Towards Incremental Computation of Advanced Analytics
Halls department, Hall 5
Wednesday, 27 December 2017
11:00 - 12:00
Sophisticated analytics requires an advanced language that goes beyond relational calculus. For example, statistical models, machine learning programs, and graph algorithms are usually expressed as linear algebra programs. Currently, there exist systems and frameworks that optimize such programs under large volumes of data. Recently, with technological advancement, the velocity of incoming data has increased dramatically, thereby increasing the demand for online analytics. Under this setting, the re-evaluation of the analytics program on each dataset change is prohibitively expensive. To circumvent this, developers build ad-hoc online solutions that are amenable to dynamic datasets. However, this requires domain expertise and time-consuming labour. This work targets the Incremental View Maintenance of workloads expressed as linear algebra programs.
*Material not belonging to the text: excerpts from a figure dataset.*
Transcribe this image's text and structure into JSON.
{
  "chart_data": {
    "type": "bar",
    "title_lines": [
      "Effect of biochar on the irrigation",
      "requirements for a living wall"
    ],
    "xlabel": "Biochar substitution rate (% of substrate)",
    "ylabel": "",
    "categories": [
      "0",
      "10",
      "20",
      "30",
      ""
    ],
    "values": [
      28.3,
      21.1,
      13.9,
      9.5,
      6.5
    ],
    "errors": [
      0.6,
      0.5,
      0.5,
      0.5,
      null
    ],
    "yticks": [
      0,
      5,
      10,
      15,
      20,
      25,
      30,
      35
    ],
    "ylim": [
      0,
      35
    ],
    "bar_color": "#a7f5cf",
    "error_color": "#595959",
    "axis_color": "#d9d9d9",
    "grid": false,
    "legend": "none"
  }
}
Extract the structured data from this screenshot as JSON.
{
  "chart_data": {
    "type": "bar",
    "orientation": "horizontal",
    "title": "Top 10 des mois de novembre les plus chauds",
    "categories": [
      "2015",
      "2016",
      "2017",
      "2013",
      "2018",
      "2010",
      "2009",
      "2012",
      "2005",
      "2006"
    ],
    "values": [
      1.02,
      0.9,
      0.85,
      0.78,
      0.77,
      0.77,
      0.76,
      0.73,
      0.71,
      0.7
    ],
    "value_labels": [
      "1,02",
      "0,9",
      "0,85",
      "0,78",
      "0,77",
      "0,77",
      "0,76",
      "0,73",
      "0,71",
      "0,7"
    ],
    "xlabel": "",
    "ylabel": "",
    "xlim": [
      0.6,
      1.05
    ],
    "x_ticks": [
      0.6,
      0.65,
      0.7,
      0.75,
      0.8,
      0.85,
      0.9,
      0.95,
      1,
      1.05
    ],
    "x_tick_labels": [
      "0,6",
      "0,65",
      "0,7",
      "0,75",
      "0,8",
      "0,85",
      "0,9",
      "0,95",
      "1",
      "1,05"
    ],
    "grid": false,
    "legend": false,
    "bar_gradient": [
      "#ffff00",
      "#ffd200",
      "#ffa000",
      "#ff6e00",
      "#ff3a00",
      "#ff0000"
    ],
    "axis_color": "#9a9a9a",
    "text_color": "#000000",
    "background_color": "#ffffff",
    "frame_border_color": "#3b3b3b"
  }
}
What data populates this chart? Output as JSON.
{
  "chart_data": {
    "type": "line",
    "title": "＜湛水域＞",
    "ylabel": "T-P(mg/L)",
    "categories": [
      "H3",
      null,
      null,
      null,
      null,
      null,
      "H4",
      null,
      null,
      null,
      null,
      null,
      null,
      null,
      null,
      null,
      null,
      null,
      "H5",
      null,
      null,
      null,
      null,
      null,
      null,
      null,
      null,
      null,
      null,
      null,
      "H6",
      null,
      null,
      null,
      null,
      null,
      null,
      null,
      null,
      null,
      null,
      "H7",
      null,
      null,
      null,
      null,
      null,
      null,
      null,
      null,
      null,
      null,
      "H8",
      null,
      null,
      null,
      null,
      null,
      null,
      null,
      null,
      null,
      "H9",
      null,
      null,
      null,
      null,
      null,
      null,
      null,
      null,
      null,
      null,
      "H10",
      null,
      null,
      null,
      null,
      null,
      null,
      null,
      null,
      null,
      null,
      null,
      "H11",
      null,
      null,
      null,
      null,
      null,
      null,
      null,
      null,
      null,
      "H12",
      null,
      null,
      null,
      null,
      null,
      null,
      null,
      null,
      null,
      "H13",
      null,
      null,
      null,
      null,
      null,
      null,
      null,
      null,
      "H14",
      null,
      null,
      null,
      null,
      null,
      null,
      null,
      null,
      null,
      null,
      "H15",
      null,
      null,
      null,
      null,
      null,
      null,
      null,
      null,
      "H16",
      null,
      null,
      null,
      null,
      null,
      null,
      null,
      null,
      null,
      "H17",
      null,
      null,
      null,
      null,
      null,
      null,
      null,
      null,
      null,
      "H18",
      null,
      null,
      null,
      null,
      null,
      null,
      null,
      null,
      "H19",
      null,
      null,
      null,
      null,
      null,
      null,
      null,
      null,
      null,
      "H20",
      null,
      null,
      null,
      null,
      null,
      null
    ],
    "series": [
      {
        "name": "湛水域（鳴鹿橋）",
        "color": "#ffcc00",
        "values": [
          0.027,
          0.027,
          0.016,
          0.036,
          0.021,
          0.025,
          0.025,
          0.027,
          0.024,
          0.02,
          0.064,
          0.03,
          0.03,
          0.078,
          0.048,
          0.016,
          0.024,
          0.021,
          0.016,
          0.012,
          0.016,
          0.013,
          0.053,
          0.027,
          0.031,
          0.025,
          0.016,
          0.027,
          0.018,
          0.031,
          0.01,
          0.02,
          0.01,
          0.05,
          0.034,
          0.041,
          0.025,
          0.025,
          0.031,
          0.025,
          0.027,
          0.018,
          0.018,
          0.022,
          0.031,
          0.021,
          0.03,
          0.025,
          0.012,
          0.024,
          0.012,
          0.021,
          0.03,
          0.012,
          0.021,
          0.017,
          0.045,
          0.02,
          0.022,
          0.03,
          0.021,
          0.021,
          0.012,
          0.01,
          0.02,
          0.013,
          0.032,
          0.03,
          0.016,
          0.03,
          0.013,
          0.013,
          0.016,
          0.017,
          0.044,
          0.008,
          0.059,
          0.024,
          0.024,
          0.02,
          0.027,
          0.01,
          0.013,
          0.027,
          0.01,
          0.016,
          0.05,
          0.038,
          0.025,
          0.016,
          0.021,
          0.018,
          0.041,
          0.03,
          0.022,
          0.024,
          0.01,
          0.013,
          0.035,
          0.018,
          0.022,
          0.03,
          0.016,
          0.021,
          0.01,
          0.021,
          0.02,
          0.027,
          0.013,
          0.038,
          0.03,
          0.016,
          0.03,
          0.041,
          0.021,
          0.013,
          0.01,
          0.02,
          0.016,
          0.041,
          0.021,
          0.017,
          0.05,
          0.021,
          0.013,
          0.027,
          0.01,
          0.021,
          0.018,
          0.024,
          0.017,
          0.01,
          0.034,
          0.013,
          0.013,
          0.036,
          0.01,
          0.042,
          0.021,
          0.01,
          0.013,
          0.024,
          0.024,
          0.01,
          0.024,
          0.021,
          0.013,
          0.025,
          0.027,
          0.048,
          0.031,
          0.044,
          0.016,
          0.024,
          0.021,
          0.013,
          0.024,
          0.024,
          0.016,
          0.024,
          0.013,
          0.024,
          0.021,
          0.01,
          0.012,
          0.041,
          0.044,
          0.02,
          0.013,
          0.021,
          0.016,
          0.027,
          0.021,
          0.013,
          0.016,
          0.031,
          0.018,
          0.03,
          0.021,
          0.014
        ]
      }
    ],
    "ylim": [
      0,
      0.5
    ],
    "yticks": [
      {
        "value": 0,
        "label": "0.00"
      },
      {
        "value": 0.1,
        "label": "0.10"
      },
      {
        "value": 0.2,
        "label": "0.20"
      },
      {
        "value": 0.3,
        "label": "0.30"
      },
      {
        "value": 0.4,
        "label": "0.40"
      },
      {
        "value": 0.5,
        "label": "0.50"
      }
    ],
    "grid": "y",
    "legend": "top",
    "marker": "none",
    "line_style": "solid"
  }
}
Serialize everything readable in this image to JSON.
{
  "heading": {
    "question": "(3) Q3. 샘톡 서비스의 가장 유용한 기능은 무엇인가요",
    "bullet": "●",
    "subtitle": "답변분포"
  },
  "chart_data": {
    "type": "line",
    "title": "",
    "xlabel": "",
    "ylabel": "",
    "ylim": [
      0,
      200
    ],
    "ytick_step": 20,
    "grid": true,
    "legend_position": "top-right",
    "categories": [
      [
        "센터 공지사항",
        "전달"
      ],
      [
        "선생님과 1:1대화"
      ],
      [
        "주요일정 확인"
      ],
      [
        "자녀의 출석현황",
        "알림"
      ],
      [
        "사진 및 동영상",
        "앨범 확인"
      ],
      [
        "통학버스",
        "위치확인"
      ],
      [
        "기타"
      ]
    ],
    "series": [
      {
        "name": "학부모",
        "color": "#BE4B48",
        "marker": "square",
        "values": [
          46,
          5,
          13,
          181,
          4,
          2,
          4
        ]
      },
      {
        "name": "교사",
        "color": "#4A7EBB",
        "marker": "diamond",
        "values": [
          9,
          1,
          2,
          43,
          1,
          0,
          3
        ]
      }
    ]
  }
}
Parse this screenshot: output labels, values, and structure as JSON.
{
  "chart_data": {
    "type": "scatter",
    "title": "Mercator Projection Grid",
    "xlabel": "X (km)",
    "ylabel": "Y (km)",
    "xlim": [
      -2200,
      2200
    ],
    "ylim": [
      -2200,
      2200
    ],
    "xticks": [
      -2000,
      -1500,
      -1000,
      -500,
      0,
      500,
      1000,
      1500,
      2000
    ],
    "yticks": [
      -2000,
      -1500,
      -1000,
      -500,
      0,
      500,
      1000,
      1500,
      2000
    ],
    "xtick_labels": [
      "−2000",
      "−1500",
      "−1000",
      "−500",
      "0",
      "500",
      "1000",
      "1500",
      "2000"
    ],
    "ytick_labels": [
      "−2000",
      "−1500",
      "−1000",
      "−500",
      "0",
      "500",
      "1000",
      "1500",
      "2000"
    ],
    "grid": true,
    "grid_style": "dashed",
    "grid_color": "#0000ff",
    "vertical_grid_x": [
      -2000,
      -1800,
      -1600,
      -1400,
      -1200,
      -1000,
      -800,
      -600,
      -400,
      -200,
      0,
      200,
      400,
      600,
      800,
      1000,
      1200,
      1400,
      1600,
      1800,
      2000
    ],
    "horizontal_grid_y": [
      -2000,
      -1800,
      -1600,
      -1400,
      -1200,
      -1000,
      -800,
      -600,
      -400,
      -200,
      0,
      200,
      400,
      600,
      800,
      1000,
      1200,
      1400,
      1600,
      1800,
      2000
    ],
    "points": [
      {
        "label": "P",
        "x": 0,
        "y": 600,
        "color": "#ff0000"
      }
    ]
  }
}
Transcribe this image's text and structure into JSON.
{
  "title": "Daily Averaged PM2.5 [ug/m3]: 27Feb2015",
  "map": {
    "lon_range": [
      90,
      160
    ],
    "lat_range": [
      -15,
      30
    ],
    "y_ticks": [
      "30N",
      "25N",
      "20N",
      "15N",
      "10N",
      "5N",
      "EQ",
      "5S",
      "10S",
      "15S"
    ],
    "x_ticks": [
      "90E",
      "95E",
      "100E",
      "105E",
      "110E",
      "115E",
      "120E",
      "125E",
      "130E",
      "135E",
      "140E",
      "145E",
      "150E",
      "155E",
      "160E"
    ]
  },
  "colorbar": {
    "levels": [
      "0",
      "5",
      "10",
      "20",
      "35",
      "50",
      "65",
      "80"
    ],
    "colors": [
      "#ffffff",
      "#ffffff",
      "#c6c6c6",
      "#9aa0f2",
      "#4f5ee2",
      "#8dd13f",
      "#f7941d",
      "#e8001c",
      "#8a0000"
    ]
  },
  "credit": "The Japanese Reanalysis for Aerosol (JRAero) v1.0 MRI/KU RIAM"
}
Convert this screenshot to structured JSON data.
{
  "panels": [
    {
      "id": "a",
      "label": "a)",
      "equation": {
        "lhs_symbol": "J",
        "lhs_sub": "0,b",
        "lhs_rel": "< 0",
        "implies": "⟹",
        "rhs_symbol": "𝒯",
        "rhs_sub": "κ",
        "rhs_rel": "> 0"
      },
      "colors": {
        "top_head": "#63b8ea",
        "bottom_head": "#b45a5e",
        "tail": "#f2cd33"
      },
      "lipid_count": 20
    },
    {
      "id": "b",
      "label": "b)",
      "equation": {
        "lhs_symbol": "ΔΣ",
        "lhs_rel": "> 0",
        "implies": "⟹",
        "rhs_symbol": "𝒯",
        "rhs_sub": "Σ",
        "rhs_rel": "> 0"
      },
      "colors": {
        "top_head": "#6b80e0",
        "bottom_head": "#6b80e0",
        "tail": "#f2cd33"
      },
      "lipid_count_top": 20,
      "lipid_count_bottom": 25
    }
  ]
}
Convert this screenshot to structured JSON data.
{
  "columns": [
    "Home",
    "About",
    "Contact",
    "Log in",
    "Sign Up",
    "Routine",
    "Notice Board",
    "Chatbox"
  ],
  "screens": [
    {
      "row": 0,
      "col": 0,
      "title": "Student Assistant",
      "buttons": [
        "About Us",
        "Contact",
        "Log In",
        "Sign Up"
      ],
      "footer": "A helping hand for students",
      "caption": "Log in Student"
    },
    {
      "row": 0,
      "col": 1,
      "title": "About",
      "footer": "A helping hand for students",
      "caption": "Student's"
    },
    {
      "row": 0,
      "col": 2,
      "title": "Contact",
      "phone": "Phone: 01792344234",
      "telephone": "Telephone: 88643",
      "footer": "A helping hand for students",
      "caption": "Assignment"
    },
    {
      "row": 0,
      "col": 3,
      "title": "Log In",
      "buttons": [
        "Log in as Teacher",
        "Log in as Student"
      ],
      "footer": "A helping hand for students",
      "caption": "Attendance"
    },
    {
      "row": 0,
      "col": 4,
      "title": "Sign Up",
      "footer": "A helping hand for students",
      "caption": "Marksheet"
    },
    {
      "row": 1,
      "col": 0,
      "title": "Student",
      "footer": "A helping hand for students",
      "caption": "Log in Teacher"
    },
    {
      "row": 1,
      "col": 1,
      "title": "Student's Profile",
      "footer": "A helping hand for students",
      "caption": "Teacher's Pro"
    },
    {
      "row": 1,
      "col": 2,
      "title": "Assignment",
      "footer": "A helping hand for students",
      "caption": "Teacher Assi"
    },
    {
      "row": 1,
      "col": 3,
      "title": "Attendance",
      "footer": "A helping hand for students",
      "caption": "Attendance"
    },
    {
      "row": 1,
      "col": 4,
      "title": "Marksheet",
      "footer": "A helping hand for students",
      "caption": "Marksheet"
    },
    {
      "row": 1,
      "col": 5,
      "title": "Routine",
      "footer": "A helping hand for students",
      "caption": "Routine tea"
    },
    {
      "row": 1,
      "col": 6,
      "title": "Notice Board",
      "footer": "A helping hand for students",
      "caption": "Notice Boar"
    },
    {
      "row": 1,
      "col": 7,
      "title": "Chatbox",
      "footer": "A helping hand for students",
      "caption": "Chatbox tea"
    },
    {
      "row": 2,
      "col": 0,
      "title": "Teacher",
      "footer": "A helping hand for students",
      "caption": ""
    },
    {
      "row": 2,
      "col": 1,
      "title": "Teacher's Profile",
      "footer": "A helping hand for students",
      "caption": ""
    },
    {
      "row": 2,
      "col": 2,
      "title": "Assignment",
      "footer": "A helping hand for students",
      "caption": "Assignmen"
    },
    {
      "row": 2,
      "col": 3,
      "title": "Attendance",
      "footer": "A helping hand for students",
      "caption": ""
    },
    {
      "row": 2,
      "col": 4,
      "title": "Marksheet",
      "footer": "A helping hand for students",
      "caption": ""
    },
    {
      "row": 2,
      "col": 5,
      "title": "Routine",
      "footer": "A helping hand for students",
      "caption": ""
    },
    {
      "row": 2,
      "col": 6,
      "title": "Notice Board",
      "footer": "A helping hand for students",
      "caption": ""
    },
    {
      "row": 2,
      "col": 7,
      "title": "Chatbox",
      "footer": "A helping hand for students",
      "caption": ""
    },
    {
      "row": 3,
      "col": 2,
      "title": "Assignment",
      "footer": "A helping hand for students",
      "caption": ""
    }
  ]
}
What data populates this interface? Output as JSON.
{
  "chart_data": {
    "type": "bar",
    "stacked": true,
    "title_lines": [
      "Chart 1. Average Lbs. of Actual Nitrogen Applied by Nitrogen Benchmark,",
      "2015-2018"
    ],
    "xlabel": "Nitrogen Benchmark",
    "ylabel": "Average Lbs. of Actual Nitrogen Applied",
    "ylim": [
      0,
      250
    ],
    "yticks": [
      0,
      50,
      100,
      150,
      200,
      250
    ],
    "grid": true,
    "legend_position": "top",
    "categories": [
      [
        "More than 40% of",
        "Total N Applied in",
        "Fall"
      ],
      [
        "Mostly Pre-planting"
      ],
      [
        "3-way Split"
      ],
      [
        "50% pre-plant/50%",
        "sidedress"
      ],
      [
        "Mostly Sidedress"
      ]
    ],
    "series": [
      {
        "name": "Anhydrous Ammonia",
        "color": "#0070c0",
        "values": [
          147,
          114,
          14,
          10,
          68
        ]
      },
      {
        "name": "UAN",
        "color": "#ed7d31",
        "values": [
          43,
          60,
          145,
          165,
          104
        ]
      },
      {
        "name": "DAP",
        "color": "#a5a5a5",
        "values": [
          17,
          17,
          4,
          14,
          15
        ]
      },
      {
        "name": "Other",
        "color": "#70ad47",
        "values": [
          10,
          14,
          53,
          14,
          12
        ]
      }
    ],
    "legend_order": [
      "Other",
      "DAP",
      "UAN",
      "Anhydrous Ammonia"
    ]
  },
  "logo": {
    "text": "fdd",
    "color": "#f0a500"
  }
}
Previous works on relational calculus IVM are not applicable for matrix algebra workloads. We first describe the challenges of IVM under this setting, then we describe an approach that represents delta changes in a factored compressed form. Finally, we present LAGO, a unified framework for matrix algebra that automatically generates incremental trigger programs, thereby freeing the user from erroneous manual derivations, performance tuning, and low-level implementation details.
Amir Shaikhha is a 4th year Ph.D. student at EPFL. His research aims to build efficient data analytics systems using high-level languages. More specifically, he is interested in using compilation techniques for generating efficient low-level code (e.g. C code) from the high-level specification (e.g. Scala code) of performance-critical systems (e.g. database systems). He received his M.Sc. from EPFL and B.S. from Sharif University of Technology.